I have been trying to extract a link from the html source of a website, but I cant get it to print out the result. I'm somewhat new to extracting links so my code could be all wrong (Any clarification would be helpful). The link I'm looking to output is https://shop.ccs.com/checkout/cart/add/uenc/aHR0cHM6Ly9zaG9wLmNjcy5jb20vaGFwcHktc29ja3Mtd2l6LWtoYWxpZmEtYmxhY2stYW5kLWJsdWUtc29ja3MtOS0xMQ,,/product/383628/ from the productUrl https://shop.ccs.com/happy-socks-wiz-khalifa-black-and-blue-socks-9-11
import java.io.File;
import java.io.IOException;
import java.util.ArrayList;
import java.util.ListIterator;
import java.util.Map;
import java.util.Scanner;
import org.jsoup.Connection;
import org.jsoup.Jsoup;
import org.jsoup.nodes.Document;
import org.jsoup.nodes.Element;
import org.jsoup.select.Elements;
import org.jsoup.Connection.Method;
public class mains {
public static void main(String[] args) throws IOException {
Document doc = Jsoup.connect(productUrl)
.userAgent("Mozilla/5.0 (Windows NT 10.0; Win64; x64) AppleWebKit/537.36 (KHTML, like Gecko) Chrome/72.0.3626.109 Safari/537.36")
.get();
Elements links = doc.select("form[action]");
Elements imports = doc.select("link[action]");
String absHref = links.attr("abs:action");
System.out.println(absHref);
}
}
The short answer is if you want to add product to the basket you can just visit this URL: https://shop.ccs.com/checkout/cart/addAjax/?product=383628&related_product=&qty=1
The long answer is this site submits a form to an URL which has no real HTML content but uses javascript to process your request further.
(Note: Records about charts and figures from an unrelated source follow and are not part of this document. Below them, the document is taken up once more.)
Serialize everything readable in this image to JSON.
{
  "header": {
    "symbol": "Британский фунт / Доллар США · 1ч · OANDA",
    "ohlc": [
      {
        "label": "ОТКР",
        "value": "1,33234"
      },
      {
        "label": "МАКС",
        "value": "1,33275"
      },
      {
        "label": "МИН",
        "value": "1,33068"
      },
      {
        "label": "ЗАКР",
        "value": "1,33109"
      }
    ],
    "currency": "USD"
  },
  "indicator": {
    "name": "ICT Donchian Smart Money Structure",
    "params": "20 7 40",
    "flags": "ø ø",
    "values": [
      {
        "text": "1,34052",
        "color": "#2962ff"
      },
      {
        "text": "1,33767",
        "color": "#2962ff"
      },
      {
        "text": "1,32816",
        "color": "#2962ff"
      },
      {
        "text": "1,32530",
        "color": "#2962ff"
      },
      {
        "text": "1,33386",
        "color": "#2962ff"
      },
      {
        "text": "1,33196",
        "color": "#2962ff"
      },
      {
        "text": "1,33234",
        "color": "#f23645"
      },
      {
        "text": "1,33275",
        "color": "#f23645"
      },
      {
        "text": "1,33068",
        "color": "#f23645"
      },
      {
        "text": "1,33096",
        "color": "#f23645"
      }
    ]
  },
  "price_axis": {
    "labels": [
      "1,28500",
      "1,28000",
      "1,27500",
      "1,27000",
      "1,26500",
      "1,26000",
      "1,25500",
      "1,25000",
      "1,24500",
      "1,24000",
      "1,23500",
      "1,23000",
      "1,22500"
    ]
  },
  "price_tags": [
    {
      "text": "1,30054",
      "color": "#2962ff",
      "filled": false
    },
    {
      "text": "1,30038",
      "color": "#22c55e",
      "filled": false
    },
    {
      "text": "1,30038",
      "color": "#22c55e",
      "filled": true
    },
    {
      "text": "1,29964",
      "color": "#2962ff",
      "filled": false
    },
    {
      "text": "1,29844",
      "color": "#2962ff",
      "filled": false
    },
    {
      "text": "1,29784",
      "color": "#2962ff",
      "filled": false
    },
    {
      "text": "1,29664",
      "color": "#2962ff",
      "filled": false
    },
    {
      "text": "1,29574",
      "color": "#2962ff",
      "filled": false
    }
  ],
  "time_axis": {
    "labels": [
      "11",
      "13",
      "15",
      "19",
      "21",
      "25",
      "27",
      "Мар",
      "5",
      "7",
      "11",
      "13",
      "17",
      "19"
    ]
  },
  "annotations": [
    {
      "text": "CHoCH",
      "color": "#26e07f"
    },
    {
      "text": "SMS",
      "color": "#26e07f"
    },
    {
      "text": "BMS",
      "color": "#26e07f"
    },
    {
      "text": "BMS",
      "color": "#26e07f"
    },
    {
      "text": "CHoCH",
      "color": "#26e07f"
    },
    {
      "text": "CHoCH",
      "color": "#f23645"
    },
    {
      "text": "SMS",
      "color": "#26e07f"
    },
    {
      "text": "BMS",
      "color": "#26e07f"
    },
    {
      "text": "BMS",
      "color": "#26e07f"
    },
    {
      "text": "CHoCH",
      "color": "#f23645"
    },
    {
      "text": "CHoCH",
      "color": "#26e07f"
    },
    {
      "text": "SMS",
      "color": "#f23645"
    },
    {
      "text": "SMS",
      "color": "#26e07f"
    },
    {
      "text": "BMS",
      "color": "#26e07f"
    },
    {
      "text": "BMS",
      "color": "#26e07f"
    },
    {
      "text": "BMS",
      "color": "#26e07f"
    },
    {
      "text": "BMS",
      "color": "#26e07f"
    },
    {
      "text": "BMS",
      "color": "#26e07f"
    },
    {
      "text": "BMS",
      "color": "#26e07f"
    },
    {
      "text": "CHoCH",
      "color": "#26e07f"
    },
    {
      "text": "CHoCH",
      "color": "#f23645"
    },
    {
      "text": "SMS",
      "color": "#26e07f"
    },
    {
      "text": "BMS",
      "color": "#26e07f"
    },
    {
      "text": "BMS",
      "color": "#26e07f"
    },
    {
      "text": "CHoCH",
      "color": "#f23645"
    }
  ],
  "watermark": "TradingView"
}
Jsoup can't handle that but we can cheat and use web browser's debugger to peek what happens next and that's how I obtained the URL above.
You can easily use the same link with different product id and quantity. Remember that if you want to make another request for example to check your basket contents you should also pass cookies obtained from previous request. Without that your basket will always be empty.